The government shuttered Zimbabwe Stock Exchange on June 28 as part of an effort to stabilize its collapsing currency. Since then, the nation’s ruling party has demanded the listing of Old Mutual Ltd., the biggest company by market value, be terminated because the insurer’s share price is used to determine a future rate for the Zimbabwean dollar.
The measures undermine investor confidence in government proposals to start a foreign-exchange denominated stock exchange in Victoria Falls, said Charles Robertson, global chief economist at Renaissance Capital. Zimbabweans would be able to use the new bourse to protect themselves from annual inflation that’s surged to 737%.
“Hopes to create a Victoria Falls exchange have been put in jeopardy by the closure of the ZSE,” Robertson said in an email.
The Zimbabwe dollar, reintroduced last year after a decade-long hiatus, has plunged more than 60% since the government last month abandoned a 25:1 peg it put in place in March.
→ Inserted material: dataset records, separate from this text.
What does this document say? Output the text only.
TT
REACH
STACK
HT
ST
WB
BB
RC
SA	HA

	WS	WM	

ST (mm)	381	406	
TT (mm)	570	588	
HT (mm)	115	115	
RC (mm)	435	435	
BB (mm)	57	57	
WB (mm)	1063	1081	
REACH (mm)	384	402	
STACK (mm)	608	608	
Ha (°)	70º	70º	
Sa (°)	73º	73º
The stock exchange has lost about 335 million Zimbabwean dollars ($5.1 million) in revenue and another 14 million dollars in other income since being shut down, Justin Bgoni, the chief executive officer of the bourse, said in a text message on Tuesday. Turnover last year amounted to 2.03 billion Zimbabwean dollars.
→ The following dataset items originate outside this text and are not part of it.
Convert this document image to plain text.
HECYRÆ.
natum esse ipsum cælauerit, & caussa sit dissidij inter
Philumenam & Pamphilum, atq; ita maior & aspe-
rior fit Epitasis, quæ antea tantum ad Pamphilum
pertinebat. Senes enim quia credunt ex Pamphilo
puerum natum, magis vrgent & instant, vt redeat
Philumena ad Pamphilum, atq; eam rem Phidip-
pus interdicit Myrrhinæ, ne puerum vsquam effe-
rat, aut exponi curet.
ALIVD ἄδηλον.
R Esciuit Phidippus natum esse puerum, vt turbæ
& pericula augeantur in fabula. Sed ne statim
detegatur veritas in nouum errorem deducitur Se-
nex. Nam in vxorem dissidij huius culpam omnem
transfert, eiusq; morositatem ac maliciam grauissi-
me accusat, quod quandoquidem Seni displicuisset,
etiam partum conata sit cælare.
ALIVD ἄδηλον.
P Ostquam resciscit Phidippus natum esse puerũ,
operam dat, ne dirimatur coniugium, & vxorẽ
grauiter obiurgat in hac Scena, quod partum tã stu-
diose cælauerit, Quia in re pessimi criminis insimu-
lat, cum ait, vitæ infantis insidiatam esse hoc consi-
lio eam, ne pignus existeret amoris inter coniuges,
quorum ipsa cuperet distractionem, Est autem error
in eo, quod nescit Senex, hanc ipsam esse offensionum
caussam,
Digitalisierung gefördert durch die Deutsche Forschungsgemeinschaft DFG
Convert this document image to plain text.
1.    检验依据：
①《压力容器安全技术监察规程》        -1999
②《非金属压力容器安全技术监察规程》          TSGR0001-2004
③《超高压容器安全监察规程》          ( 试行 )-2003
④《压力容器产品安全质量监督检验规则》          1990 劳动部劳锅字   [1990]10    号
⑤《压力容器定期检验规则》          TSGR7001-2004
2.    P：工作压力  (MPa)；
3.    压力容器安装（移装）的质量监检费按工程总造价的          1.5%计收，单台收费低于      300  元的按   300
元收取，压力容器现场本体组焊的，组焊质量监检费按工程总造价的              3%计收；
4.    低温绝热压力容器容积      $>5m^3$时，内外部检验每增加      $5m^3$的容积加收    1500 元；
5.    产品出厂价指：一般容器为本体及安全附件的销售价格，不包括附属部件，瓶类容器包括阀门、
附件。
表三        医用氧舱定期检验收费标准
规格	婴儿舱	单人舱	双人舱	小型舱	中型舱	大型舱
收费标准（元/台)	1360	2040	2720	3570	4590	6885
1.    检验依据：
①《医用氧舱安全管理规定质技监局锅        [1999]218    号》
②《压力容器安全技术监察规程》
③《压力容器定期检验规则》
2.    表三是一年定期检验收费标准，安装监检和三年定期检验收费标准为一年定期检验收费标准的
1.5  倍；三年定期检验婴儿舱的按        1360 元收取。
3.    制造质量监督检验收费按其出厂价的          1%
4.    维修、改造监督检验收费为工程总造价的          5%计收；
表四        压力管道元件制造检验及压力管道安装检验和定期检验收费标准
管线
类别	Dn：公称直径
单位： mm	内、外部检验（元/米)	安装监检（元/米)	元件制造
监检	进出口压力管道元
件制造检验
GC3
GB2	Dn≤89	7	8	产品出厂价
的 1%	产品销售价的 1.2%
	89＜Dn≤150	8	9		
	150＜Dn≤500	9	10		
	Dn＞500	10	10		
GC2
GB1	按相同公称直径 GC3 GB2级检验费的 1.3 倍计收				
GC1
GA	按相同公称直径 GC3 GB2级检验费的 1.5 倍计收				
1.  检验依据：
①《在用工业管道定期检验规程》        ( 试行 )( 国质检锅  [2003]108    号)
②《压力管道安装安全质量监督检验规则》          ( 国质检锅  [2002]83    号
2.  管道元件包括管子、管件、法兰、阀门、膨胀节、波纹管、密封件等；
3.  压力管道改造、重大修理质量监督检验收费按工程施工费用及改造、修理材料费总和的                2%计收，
The losses “pale by comparison to the inconveniences of those who trusted our platform,” Bgoni said. “We’re glad that discussions with government are progressing well and hope to be allowed to trade soon.”
Symptom vs Cause
Old Mutual should be delisted and moved to another exchange that trades only in U.S. dollars, Patrick Chinamasa, the acting spokesman for the ruling Zimbabwe African National Union-Patriotic Front, said Tuesday.
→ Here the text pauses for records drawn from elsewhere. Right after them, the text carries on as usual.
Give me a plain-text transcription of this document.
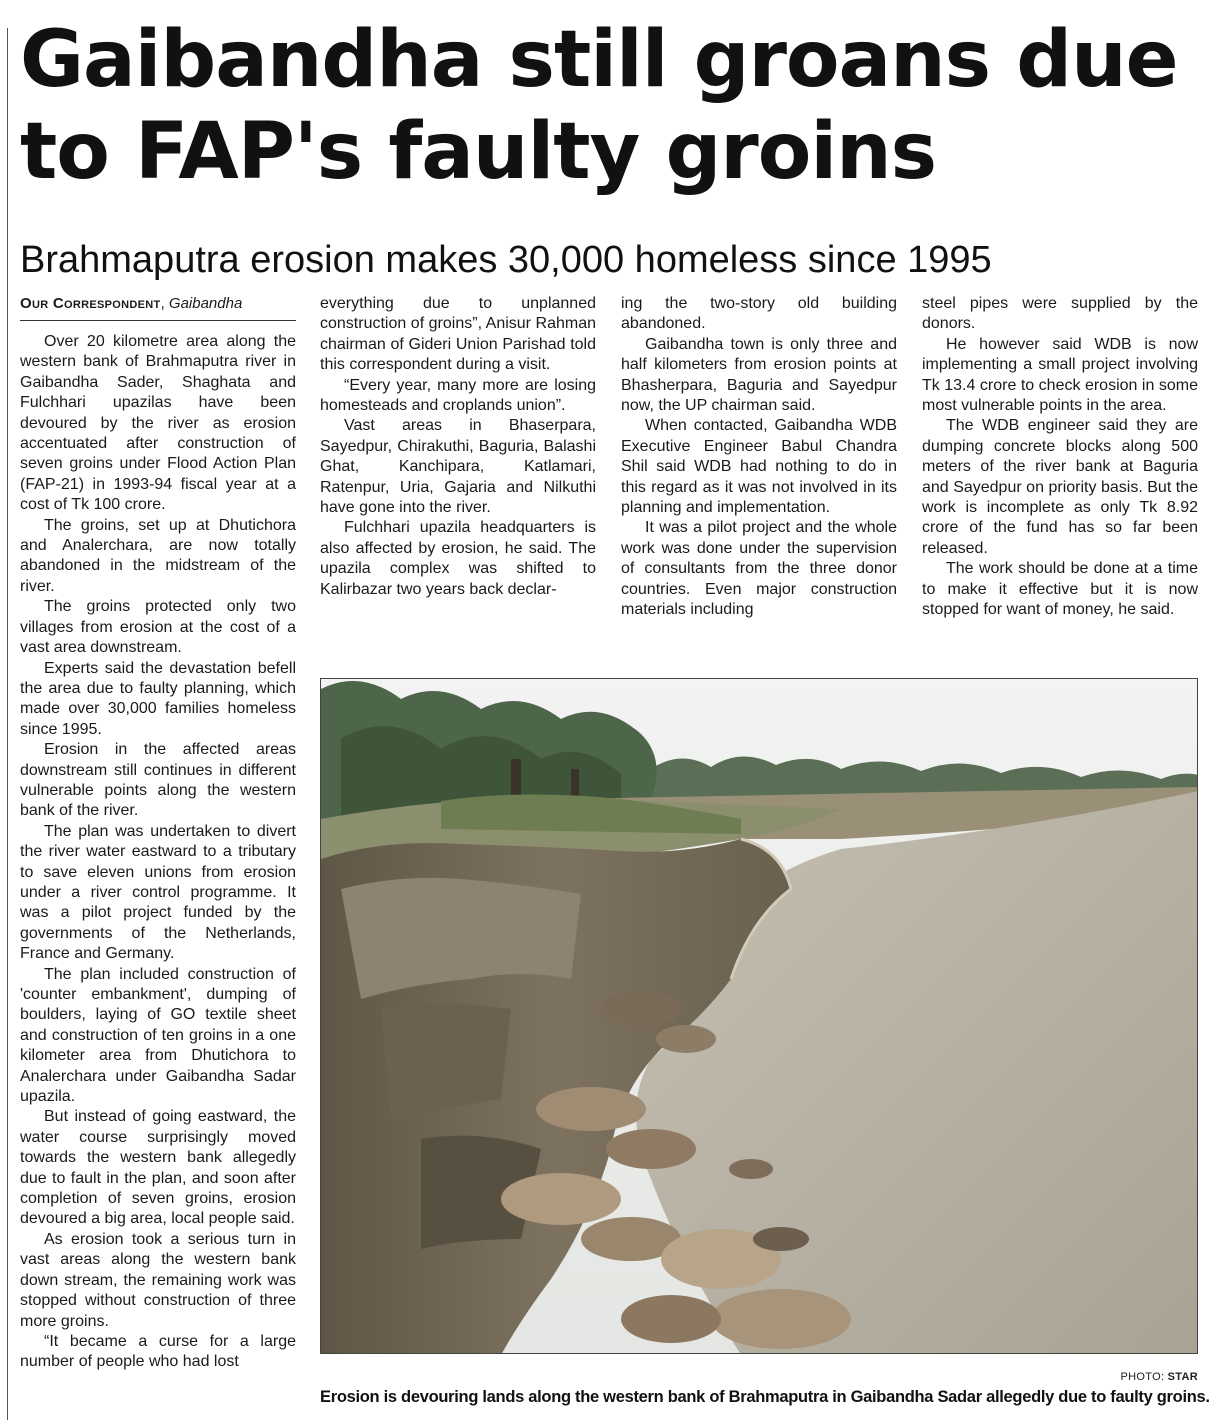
Gaibandha still groans due
to FAP's faulty groins
Brahmaputra erosion makes 30,000 homeless since 1995
Our Correspondent, Gaibandha

Over 20 kilometre area along the western bank of Brahmaputra river in Gaibandha Sader, Shaghata and Fulchhari upazilas have been devoured by the river as erosion accentuated after construction of seven groins under Flood Action Plan (FAP-21) in 1993-94 fiscal year at a cost of Tk 100 crore.

The groins, set up at Dhutichora and Analercharа, are now totally abandoned in the midstream of the river.

The groins protected only two villages from erosion at the cost of a vast area downstream.

Experts said the devastation befell the area due to faulty planning, which made over 30,000 families homeless since 1995.

Erosion in the affected areas downstream still continues in different vulnerable points along the western bank of the river.

The plan was undertaken to divert the river water eastward to a tributary to save eleven unions from erosion under a river control programme. It was a pilot project funded by the governments of the Netherlands, France and Germany.

The plan included construction of 'counter embankment', dumping of boulders, laying of GO textile sheet and construction of ten groins in a one kilometer area from Dhutichora to Analercharа under Gaibandha Sadar upazila.

But instead of going eastward, the water course surprisingly moved towards the western bank allegedly due to fault in the plan, and soon after completion of seven groins, erosion devoured a big area, local people said.

As erosion took a serious turn in vast areas along the western bank down stream, the remaining work was stopped without construction of three more groins.

“It became a curse for a large number of people who had lost

everything due to unplanned construction of groins”, Anisur Rahman chairman of Gideri Union Parishad told this correspondent during a visit.

“Every year, many more are losing homesteads and croplands union”.

Vast areas in Bhaserpara, Sayedpur, Chirakuthi, Baguria, Balashi Ghat, Kanchipara, Katlamari, Ratenpur, Uria, Gajaria and Nilkuthi have gone into the river.

Fulchhari upazila headquarters is also affected by erosion, he said. The upazila complex was shifted to Kalirbazar two years back declar-

ing the two-story old building abandoned.

Gaibandha town is only three and half kilometers from erosion points at Bhasherpara, Baguria and Sayedpur now, the UP chairman said.

When contacted, Gaibandha WDB Executive Engineer Babul Chandra Shil said WDB had nothing to do in this regard as it was not involved in its planning and implementation.

It was a pilot project and the whole work was done under the supervision of consultants from the three donor countries. Even major construction materials including

steel pipes were supplied by the donors.

He however said WDB is now implementing a small project involving Tk 13.4 crore to check erosion in some most vulnerable points in the area.

The WDB engineer said they are dumping concrete blocks along 500 meters of the river bank at Baguria and Sayedpur on priority basis. But the work is incomplete as only Tk 8.92 crore of the fund has so far been released.

The work should be done at a time to make it effective but it is now stopped for want of money, he said.

PHOTO: STAR
Erosion is devouring lands along the western bank of Brahmaputra in Gaibandha Sadar allegedly due to faulty groins.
“Setting up a foreign-exchange denominated stock exchange is an appropriate institution for raising and attracting foreign direct investment,” he said. Details of how this needs to be done will be left to the government, but should be done in the shortest possible time to “avoid undue disruption to inflows of investment capital.”
Zanu-PF wants to stop the use of the Old Mutual Implied Rate, a gauge used by domestic companies to determine the future cost of goods and services. It’s calculated by using differences between the insurer’s share price in London, Johannesburg and Harare.
“The Old Mutual story is a classic case of mistaking the symptom of a problem for its cause,” said RenCap’s Robertson. “Investors have been able to justify investments in Zimbabwe by using the Old Mutual Implied Rate as a basis for valuing those investments. Without it, the investment case is cut away.”